Saturday, April 09, 2011

Canada's Dollar Strengthens to a 40-Month High as Crude Oil Prices Surge

Canada’s dollar strengthened to the highest level against its U.S. counterpart since November 2007 as commodities including crude oil, the nation’s biggest export, surged amid optimism global economic growth is accelerating.

The currency gained for the third straight week as oil exceeded $112 a barrel on concern Libyan output won’t rebound when fighting ends in that divided nation. Gold surged to a record. The Bank of Canada is expected to keep its target interest rate at 1 percent when policy makers meet next week.

“When commodity prices are up, oil prices are up and equity markets rally, the risk-on benefits the Canadian dollar,” said Rahim Madhavji, president at Knightsbridge Foreign Exchange Inc. in Toronto.

The dollar, nicknamed the loonie for the image of the aquatic bird on the C$1 coin, appreciated 0.8 percent to 95.54 cents per U.S. dollar yesterday in Toronto, from 96.32 cents on April 1. It touched 95.27 cents yesterday, the strongest level since Nov. 15, 2007. One Canadian dollar buys $1.0467.

The loonie has strengthened 9.3 percent since June, and is approaching the strongest levels since it was allowed to float in 1950. The currency touched 90.58 cents on Nov. 7, 2007, as the collapse of the U.S. subprime-mortgage market disrupted financial markets and weakened the U.S. dollar.

Government bonds fell for a third week. The yield on the benchmark 10-year security climbed 8 basis points, or 0.08 percentage point, to 3.44 percent. Two-year note yields rose 7 basis points to 1.90 percent, also the third consecutive weekly increase.

Asset Prices

Crude oil for May delivery increased 4.5 percent last week to $112.79 a barrel in New York, the highest level since September 2008. The Reuters/Jefferies CRB Index of raw materials climbed 2.2 percent in its third consecutive weekly gain, and gold advanced 3.2 percent. Raw materials including oil and gold account for about half of Canada’s export revenue.

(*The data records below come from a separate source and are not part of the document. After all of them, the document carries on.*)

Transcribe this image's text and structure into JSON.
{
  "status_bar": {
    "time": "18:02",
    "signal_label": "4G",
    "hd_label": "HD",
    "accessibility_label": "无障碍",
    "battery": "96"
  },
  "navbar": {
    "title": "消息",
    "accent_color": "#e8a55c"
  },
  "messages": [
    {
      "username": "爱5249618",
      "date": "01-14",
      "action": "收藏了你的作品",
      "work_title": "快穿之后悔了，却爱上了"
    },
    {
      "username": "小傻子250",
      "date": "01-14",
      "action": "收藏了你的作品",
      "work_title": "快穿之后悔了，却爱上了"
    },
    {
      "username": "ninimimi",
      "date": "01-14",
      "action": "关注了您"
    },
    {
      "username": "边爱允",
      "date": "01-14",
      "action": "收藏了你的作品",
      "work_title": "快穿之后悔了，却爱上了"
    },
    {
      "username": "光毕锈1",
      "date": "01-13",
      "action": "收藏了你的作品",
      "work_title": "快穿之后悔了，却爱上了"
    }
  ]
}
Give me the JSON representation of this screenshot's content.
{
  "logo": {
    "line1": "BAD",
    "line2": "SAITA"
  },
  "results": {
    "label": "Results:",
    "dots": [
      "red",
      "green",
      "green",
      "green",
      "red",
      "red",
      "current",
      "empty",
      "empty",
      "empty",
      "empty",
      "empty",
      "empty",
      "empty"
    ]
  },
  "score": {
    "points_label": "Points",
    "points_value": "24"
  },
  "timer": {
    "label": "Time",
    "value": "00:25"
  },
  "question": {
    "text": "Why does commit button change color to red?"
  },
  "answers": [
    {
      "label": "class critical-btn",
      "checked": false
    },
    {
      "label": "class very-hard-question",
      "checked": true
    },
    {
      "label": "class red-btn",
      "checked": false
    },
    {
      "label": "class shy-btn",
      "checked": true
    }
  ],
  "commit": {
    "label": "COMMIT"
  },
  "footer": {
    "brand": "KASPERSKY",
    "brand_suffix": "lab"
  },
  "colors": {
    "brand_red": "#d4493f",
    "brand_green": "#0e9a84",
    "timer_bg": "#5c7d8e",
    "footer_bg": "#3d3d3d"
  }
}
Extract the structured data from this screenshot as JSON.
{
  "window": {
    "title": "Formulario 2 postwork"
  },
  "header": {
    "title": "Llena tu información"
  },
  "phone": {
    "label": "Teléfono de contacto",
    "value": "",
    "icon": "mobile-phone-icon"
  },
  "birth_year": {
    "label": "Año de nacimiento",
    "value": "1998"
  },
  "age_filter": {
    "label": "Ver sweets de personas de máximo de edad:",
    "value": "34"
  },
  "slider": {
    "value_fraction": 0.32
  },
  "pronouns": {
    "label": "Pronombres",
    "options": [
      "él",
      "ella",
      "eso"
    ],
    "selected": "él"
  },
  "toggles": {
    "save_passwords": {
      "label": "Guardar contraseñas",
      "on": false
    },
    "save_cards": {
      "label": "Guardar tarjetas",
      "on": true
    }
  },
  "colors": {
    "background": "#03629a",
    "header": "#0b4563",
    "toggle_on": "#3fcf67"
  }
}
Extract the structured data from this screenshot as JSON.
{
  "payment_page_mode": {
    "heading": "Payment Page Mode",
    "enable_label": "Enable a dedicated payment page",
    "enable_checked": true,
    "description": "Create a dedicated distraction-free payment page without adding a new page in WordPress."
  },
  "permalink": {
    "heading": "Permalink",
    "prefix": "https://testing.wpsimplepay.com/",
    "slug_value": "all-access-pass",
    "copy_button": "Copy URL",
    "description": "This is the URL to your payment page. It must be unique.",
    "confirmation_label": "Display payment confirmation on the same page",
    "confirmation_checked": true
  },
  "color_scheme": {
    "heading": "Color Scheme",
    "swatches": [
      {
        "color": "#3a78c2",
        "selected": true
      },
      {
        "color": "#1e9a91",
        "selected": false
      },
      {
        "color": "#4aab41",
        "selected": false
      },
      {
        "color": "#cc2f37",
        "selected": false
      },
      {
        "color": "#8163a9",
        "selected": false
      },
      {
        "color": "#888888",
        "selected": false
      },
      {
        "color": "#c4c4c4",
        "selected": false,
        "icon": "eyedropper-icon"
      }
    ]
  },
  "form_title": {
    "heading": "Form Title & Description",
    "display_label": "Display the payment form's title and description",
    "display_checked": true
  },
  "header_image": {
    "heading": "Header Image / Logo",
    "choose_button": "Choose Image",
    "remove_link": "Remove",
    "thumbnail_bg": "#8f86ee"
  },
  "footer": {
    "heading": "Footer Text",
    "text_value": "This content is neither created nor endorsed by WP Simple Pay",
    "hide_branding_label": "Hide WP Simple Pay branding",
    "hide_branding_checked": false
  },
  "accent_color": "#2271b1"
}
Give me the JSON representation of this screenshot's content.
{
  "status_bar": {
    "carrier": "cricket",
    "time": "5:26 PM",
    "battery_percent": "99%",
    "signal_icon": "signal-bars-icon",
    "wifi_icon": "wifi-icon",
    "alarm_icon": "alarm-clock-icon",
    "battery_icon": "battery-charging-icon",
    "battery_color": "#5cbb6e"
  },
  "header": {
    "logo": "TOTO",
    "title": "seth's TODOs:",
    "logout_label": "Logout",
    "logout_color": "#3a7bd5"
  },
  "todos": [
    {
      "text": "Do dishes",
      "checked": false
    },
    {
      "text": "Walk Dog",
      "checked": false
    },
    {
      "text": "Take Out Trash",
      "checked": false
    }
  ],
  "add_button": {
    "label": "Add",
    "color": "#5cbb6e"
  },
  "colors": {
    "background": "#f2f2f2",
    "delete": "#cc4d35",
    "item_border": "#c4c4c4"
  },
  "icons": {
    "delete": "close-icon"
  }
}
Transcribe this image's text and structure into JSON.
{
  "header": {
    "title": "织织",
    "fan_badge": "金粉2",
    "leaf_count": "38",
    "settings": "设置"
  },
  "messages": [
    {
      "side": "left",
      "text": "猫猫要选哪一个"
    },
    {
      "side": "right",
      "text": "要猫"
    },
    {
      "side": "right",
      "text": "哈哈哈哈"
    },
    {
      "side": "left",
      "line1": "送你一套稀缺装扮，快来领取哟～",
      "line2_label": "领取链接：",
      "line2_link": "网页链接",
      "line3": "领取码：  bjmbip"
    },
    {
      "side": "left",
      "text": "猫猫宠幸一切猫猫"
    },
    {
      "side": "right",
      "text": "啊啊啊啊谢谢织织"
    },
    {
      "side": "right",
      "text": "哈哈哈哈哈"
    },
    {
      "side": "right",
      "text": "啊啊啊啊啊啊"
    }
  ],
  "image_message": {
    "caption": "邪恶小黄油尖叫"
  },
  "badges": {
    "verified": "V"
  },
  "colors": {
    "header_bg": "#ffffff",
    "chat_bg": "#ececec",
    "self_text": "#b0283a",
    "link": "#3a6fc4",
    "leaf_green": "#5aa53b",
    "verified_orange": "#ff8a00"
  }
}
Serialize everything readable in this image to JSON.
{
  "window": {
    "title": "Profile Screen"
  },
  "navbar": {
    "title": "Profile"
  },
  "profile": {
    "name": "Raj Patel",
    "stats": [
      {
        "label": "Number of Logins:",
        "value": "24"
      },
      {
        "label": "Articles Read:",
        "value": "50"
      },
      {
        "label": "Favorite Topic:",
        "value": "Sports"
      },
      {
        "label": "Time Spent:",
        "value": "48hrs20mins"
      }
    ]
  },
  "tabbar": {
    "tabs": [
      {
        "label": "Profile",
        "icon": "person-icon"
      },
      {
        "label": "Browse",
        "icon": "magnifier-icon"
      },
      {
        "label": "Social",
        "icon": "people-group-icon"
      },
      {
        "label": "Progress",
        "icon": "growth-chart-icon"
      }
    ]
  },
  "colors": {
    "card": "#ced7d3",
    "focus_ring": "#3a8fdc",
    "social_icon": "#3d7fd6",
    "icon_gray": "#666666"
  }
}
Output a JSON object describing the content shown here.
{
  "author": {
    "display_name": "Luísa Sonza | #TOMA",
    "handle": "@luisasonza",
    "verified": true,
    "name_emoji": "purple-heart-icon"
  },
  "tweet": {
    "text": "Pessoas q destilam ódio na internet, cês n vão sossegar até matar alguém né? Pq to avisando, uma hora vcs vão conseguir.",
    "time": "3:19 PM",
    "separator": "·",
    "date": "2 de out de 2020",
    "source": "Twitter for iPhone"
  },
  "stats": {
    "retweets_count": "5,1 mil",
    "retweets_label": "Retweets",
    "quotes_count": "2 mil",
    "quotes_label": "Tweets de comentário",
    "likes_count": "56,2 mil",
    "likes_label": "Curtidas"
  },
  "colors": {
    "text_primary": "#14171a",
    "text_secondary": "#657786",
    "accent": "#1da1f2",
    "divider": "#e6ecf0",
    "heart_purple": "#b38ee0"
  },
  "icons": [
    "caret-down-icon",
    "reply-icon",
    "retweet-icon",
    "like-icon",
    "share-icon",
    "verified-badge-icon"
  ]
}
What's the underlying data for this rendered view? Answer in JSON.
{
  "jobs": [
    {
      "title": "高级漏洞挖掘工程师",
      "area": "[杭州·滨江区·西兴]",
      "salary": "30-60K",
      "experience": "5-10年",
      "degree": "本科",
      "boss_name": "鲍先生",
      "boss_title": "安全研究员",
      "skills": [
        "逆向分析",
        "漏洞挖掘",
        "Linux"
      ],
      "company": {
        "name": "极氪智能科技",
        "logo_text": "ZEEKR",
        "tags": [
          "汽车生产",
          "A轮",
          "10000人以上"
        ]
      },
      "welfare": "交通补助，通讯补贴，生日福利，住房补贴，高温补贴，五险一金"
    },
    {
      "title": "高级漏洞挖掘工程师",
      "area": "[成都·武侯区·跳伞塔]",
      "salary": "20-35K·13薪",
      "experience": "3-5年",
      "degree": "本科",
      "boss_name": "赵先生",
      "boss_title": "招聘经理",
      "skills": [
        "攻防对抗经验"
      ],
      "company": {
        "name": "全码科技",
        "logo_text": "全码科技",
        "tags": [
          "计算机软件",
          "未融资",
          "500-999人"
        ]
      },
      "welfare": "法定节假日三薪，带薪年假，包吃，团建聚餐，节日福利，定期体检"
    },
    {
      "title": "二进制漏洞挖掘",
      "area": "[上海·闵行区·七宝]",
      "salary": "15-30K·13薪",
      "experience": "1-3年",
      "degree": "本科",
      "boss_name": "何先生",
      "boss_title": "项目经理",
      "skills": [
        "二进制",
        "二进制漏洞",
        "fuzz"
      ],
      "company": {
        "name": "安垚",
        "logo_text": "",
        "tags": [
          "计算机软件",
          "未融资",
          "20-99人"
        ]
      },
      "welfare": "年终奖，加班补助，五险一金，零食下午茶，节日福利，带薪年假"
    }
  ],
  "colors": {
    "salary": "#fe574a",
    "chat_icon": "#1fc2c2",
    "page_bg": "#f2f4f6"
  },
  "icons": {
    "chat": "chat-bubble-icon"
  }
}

The Standard & Poor’s/TSX Composite Index has climbed 5.7 percent this year as the Canadian economy expands and the U.S. Federal Reserve encourages investors to seek higher yielding assets elsewhere by keeping borrowing rates at a record low range of zero to 0.25 percent.

“Equity markets are up, the U.S. dollar is weak and commodities are booming, which is a formula for Canadian dollar strength,” said Steven Englander, head of Group of 10 currency strategy at Citigroup Inc. in New York. “Canada’s data numbers are the second story.”

Canada unexpectedly lost jobs in March for the first time in six months as a record drop in part-time work outstripped the biggest gain in full-time positions in a year. Employment fell by 1,500, following gains of 15,100 and 69,200 in the prior two months, Statistics Canada said yesterday.

Interest Rate Expectations

The Dollar Index, which IntercontinentalExchange Inc. uses to track the greenback against six of its major trading partners including the Canadian dollar, fell to as low as 74.855 yesterday, the least since December 2009.

The Bank of Canada, which led the Group of Seven nations with three interest-rate increases last year, is expected to keep its benchmark at 1 percent, according to the weighted average forecast in a Bloomberg News survey of 25 economists.

The central bank, which meets April 12, has kept its benchmark at 1 percent since September. Policy makers reiterated on March 1 that “considerable slack” remains in the economy. Exporters face “considerable challenges” from a currency trading at a more than a three-year high, they said.
‘Interest to Diversify’

Canada’s trade ties to the U.S. have fallen to the lowest since at least 1986, extending a slide between the world’s largest commercial partners, Statistics Canada said.

About 62.5 percent of Canada’s foreign merchandise trade was with the U.S. in 2010, down from 76.3 percent in 2001, the Ottawa-based agency said in an annual review April 7. Canada’s share of trade with China tripled to 3.3 percent from 1.1 percent during that time, while trade with the U.K. rose to 4.1 percent from 1.3 percent.

“Canada is a large commodity producer and it’s in their interest to diversify,” said Kathy Lien, director of currency research with online currency trader GFT Forex in New York. “Overall, all signs point to that Canada isn’t as reliant on the U.S. these days.”